Monday, January 31, 2011

Sigh!

I am moving and shaking! So many things have come my way. Went to my hairdresser and sold 3 dolls. I have to complete 1 but 2 of my prims are done! Woo hoo!! I'm in there doing something. Went to Joannes and bought some goodies and the latest Soft Dolls and Animal. It was a prospersous day. Thank you God for the gift.

Sunday, January 23, 2011

Peace at Midnight

It's 1:30 am. There can be peace in the midnight hour. When you know your children, no matter how old, are resting peacefully. And you can think clearly and creatively. When you sit back and think of all the blessings you are bestowed with. And you can't help but think thank you God for all your many blessings.

Friday, January 21, 2011

Preparing

Just thought, Black History Month, Valentines Day coming up! Maybe I could get myself together to do something. Tired and lack drive today. I will get it together and show you what comes forth.

Dressing Up!

Well I'm not feeling good at all. Maybe for once when I'm not feeling well I will sew anyway. Getting ready to cut strips for my Prim ladies dress. What colors. I love rusts, greens, reds, orange and black. Let's see what I can do.

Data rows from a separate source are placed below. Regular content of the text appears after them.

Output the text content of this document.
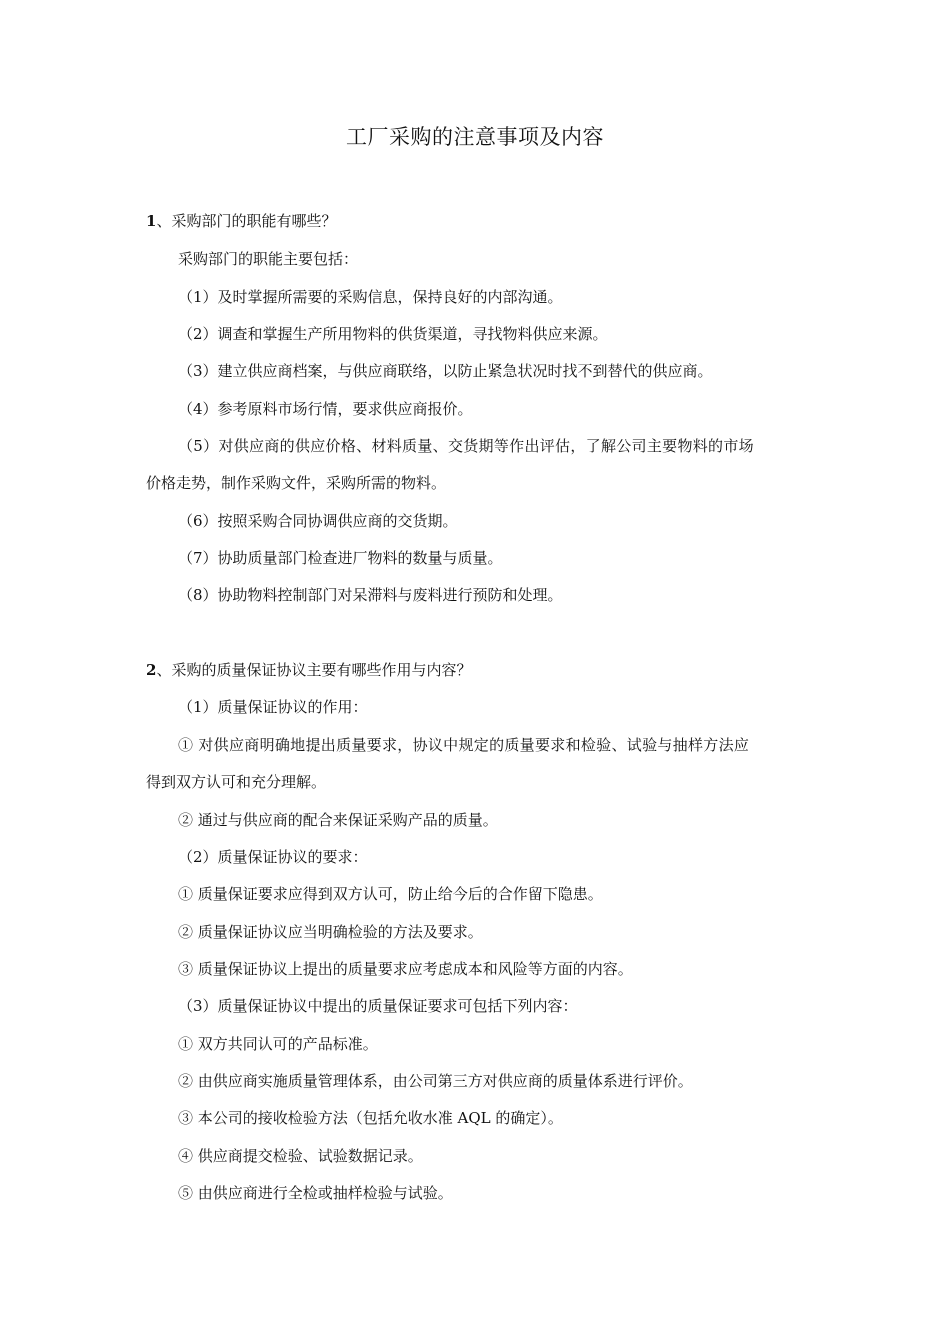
工厂采购的注意事项及内容
1、采购部门的职能有哪些？
采购部门的职能主要包括：
（1）及时掌握所需要的采购信息，保持良好的内部沟通。
（2）调查和掌握生产所用物料的供货渠道，寻找物料供应来源。
（3）建立供应商档案，与供应商联络，以防止紧急状况时找不到替代的供应商。
（4）参考原料市场行情，要求供应商报价。
（5）对供应商的供应价格、材料质量、交货期等作出评估，了解公司主要物料的市场
价格走势，制作采购文件，采购所需的物料。
（6）按照采购合同协调供应商的交货期。
（7）协助质量部门检查进厂物料的数量与质量。
（8）协助物料控制部门对呆滞料与废料进行预防和处理。
2、采购的质量保证协议主要有哪些作用与内容？
（1）质量保证协议的作用：
① 对供应商明确地提出质量要求，协议中规定的质量要求和检验、试验与抽样方法应
得到双方认可和充分理解。
② 通过与供应商的配合来保证采购产品的质量。
（2）质量保证协议的要求：
① 质量保证要求应得到双方认可，防止给今后的合作留下隐患。
② 质量保证协议应当明确检验的方法及要求。
③ 质量保证协议上提出的质量要求应考虑成本和风险等方面的内容。
（3）质量保证协议中提出的质量保证要求可包括下列内容：
① 双方共同认可的产品标准。
② 由供应商实施质量管理体系，由公司第三方对供应商的质量体系进行评价。
③ 本公司的接收检验方法（包括允收水准 AQL 的确定）。
④ 供应商提交检验、试验数据记录。
⑤ 由供应商进行全检或抽样检验与试验。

Wednesday, January 19, 2011

Fabric

Shopping for fabric is such a spirit filled release!! Takes me away from the cares of the job. I just pray I can find a job doing what I love sigh....why can't I just make dolls from 9 to 5.

Friday, January 7, 2011

Huggins - Prim - Art Is...You - The East Coast Art Retreat

Huggins - Prim - Art Is...You - The East Coast Art Retreat

Last Post

LOL!! For my last post I waited for 1/1/11 and posted at 11:11. You can't get no more number 1 than that. I feel good today! I am good so therefore I create. I learned a valuable lesson at the very end of the year and the beginning of the New Year. I started losing myself artistically trying to prove to people I am an artist. I compromised. How? I was so intent on making these people see that I was an artist that I lost focus. And guess what they still didn't take me serious. Does that mean I am not a serious artist? NOOOO! That just means I am not part of that clique. I have to get back to myself. I have to get back to myself. I lost that battle and guess what it's all okay. I took my eggs out of that one basket. I have made so many art friends. Those other people they are still people I know. Like my husband said I always want to make everybody my friend. Sometimes you try so hard that you can't see when people don't really like you. And that's what makes the lesson valuable!!! Because you don't and won't die if everyone doesn't like you!!! The lesson only becomes valuable when you get it. So now my affirmations are I am great! I am talented! I am a teacher and a leader! I love me! Whew it took me 50 years and a day. But I said it. And guess what the 5 great followers of my blog, the people who actually said I am interested in you, will be the recepient of this great soapbox blog today!!! Thank you! And I feel good!!!! Just got an email from Leslie Molen Niada classes are up!!! And I'm out until later!!

Saturday, January 1, 2011

Let's Create

Let's go!!!

New Beginnings!

This is the year! One of my favorite Dr. Seuss quotes: "Today you are you that is truer than true. There is no one alive who is youer than you!"  Let's be yourself and create!

HAPPY NEW YEAR!!!

Perfect way to start the New Year off! Jesus first! Good husband, great children, wonderful family and friends. Last but not least near and dear to my heart my cloth ladies!!